More fun than not for awhile, the movie goes wrong by giving in to its regressive fantasy, probably leaking in from the Mark Millar source material. His are the most gleefully ugly comic books around, trafficking in unapologetic laddish humor and smug shock violence. Kingsman isn’t that bad, but it is a movie in which the villain is an evil lisping black man and the only hope for the world is a bunch of upper-crust white guys and the one up-from-his-bootstraps recruit whose eventual reward is access to a woman’s body. The optics are obnoxious. It’s a movie so caught up in its splashy R-rated cartoonishness that it loses sight of what, exactly, it is enjoying. It spends its time tweaking tropes in the name of escapism, but can’t escape the implications of its giddy gore that ends up giving rightwing nuts something to cheer. (I’d trim two scenes of a real-life world leader if I could.)

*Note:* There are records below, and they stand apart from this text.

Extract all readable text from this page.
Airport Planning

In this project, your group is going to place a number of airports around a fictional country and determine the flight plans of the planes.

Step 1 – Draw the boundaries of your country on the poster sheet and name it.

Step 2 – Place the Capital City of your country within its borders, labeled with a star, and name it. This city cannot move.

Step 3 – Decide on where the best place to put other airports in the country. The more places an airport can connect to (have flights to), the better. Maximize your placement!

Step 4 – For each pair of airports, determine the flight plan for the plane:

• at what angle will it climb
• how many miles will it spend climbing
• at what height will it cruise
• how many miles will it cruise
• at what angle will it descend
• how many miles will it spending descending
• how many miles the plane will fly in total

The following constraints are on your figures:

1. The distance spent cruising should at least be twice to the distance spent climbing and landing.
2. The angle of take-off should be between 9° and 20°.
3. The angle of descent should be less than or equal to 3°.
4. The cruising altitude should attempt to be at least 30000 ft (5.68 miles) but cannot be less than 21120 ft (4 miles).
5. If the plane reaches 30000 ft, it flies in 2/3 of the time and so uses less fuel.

Its most troubling scene is a turning point between goofy wish fulfillment and poisonous misanthropy. An elaborate gory massacre is played for laughs, scored with rock and staged with slapstick. It’s followed immediately by the death of a major character we’re supposed to mourn. (How we’re to care about deaths, and yet also find exploding heads hilarious is beyond me.) As this rockets the movie towards a crescendo of climaxes, the movie wants us on the edge of our seats fretting over the fate of the world as violence erupts here, there, and everywhere. I felt the suspense, was effectively manipulated by the crosscutting. And I would’ve enjoyed it more but for the feeling the film was reveling in the carnage and wouldn’t mind if its heroes failed to stop it. It’s a brisk, exciting movie, better in its breezy charming moments than its splashy nasty conclusions.